イギリス、ブリストル大学ヒトと動物の関係学研究所(Anthrozoology Institute)所長で新刊『Cat Sense(ネコの感覚)』の著者でもあるジョン・ブラッドショー(John Bradshaw)氏に、ペットのネコが受ける実際のストレスやその他の問題についてインタビューした。
◆まず、問題の“ストレスの研究”についてお尋ねします。ネコを撫でるとストレスを与えてしまうのでしょうか?
今回の論文はかなり誤って報道されています。たいへん興味深い研究なのに残念です。しかし、問題はすぐに解消されました。私はまず研究チームの一員だったイギリス、リンカーン大学のダニエル・ミルズ(Daniel Mills)氏に問い合わせました。彼らの研究結果は、「どんなネコでも撫でるとストレスを与える」とは述べていないと思います。一部のケースなのに、論文ではその点が示されていませんね。
ある種のネコが“何か”に対して不安を抱えている場合、分泌するストレスホルモンや、撫でられたときに神経質になる様子から状況に気づくことができる。これが論文の主旨です。ネコがストレスを感じるのは、撫でられたからではありません。生活環境の“何か”に対してイライラし、過剰反応しているのです。しかし、研究チームは、“何か”の正体を特定できませんでした。

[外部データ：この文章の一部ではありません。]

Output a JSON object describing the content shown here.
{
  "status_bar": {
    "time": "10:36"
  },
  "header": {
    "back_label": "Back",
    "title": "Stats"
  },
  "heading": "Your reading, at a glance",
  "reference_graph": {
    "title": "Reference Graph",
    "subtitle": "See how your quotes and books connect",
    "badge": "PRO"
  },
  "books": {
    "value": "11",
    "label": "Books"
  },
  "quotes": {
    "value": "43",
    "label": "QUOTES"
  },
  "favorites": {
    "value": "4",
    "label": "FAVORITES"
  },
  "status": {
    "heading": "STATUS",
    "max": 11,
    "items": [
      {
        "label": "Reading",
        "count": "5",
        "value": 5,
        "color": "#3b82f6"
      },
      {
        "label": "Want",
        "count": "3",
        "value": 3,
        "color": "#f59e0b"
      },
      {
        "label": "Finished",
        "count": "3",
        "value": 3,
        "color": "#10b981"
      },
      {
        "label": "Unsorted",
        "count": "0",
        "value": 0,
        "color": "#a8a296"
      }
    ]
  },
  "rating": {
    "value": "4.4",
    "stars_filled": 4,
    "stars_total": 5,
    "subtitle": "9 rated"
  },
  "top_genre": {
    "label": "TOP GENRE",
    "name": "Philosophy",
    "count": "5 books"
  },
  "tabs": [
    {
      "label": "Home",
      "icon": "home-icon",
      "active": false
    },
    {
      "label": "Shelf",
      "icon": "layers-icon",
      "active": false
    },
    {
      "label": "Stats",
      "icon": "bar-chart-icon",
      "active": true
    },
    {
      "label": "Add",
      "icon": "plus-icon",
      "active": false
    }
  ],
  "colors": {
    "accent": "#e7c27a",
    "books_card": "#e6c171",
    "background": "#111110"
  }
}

◆ストレスを感じているとき、飼い主が注意すべき点は?
動物は健康状態が良くないときにストレスを感じます。一部の毛が抜けたり、特定の部位をやたらと毛づくろいするネコがいます。すると、かえって皮膚の一部がむき出しになったり、潰瘍化してしまいます。ストレスを紛らそうとしてさらに毛づくろいすると悪循環です。膀胱炎も典型的なストレスの原因ですね。ネコがよくかかる病気なんですよ。
しかし、ストレスを感じているという兆候は、簡単に見分けられない場合が多い。ネコはあまり感情を表に出さないからです。不機嫌なときでも、その気持ちを隠す傾向があります。それでもやはり、家具の下に潜ったり、クローゼットの上など室内の高いところに昇ったりして、長い時間隠れていたら、ストレスのサインである場合が多いですね。常に身を守れるポジションをキープしていないと、ネコは快適だと感じられないのです。
◆室内での暮らしに満足しているのでしょうか?
私の考えでは、生活スペースは広くなくても大丈夫です。ネコが求めているのは、基本的で安全で興味深い場所です。室内で飼う場合、飼い主は注意をよく払い、生活を楽しくするよう一層気を配る必要があります。
イギリスでは普通の野良ネコに加えて、ほとんどの家庭が放し飼いにしています。アパートよりも一軒屋に住む人が多いからでしょう。私の同僚は、スイスやフランスなどアパートが主流の国で、室内の飼いネコについて研究していましたが、大きな問題はないようでした。室内のネコが、突然ある種の精神的疾患にかかるなどの心配は無用です。その世界しか知らない場合には特にそうです。